In Vietnam, Kennedy identified a problem that was central to the conflict that could not be ignored. The Lyndon Johnson Administration hailed the U.S. air war in that country as a great success. The bombing, President Johnson insisted, saved the lives of American and allied soldiers and showed the Communists in Hanoi the depth of the U.S. commitment to Vietnam. But Edward Kennedy countered this assertion by shining a spotlight on the other side of LBJ's "successful" bombing campaign. Kennedy saw firsthand the civilian victims of the U.S. aerial assault that had gone on largely unabated since the launching of "Rolling Thunder" in February 1965. Kennedy found that thoroughly corrupt Saigon government officials and members of the Army of the Republican of Vietnam (ARVN) were pilfering virtually all of the U.S. and United Nations programs aimed at helping Vietnamese refugees. Kennedy estimated that three-quarters of this civilian assistance found its way into the pockets of corrupt officials.
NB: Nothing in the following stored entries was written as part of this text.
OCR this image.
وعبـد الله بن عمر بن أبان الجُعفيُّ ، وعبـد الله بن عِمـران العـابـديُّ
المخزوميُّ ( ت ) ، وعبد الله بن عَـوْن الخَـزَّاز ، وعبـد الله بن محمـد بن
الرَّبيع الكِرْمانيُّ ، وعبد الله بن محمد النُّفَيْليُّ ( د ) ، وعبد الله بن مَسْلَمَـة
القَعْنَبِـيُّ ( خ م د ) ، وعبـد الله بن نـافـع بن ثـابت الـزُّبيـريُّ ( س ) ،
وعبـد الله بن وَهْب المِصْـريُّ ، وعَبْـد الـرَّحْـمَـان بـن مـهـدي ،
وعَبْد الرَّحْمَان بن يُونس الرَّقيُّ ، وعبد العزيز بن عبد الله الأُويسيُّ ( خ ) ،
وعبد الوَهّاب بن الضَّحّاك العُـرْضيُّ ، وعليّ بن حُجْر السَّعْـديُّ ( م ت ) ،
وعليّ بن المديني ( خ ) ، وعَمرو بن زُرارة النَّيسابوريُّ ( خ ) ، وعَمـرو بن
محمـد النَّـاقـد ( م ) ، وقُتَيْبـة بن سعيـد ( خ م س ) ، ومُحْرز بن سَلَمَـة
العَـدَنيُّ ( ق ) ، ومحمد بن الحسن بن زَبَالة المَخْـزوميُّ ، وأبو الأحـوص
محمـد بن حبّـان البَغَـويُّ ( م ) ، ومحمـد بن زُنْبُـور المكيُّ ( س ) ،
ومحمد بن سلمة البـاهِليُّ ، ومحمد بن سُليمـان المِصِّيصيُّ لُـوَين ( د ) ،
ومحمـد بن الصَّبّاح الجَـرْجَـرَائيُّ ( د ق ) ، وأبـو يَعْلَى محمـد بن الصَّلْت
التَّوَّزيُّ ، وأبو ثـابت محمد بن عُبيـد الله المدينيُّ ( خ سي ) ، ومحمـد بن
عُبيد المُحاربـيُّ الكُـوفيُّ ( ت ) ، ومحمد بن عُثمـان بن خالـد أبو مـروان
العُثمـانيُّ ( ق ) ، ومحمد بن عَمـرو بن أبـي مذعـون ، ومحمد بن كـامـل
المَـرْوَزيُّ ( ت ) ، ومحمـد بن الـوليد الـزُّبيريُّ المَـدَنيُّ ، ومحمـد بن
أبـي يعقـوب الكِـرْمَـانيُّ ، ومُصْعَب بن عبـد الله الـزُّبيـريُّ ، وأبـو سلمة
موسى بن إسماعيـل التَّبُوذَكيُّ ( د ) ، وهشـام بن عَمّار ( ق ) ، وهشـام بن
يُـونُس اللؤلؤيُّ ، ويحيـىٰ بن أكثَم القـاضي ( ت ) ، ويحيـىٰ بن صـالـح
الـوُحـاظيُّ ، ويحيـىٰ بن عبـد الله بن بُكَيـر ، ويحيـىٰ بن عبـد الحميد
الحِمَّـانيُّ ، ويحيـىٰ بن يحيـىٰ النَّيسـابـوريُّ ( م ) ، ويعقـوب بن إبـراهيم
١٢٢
So bad was the publicity that South Vietnamese President, General Nguyen Van Thieu, found it necessary to line up five or six of his political rivals and have them publicly executed for "corruption" to show the Americans he was "cracking down." LBJ praised Thieu's anti-corruption efforts.

The significance of Edward Kennedy's trip to Vietnam was threefold: first, it marked a turning point in both his and Robert Kennedy's relations with the Johnson Administration and the pro-war Democratic leadership; second, it widened the debate over the efficacy of the existing United States military strategy in Vietnam, with its high toll in civilian destruction which the peace movement had been publicizing for years; and third, it produced a portrayal of the plight of ordinary Vietnamese people that strengthened the position of those who opposed the war on moral grounds.

Edward Kennedy found that the American bombing and "search and destroy" missions had driven the vast majority of the refugees inside South Vietnam out of their homes and into the camps. He also saw for himself the wretched conditions in which the refugees lived due in large part to the official looting of their international aid and other resources. Robert Kennedy alluded to his younger brother's report on refugees in Vietnam in many of his speeches on the war during his presidential campaign.

Following President John F. Kennedy's assassination, Edward Kennedy came to play a supporting role in furthering Robert Kennedy's political career similar to the one Robert had played in furthering Jack's career. To take just one example, in March 1968, it was Edward who Robert sent to Wisconsin to notify Senator Eugene McCarthy prior to announcing his candidacy that Robert was entering the remaining presidential primaries. It was a decent thing to do and it was the kind of mission perfectly suited for Edward Kennedy.

Edward Kennedy's role both as chair of his subcommittee on refugees and his subsequent efforts in the Senate to end the Vietnam War should be honored and remembered as yet another example of the unique contribution he made to serving his country in a very difficult and polarized time.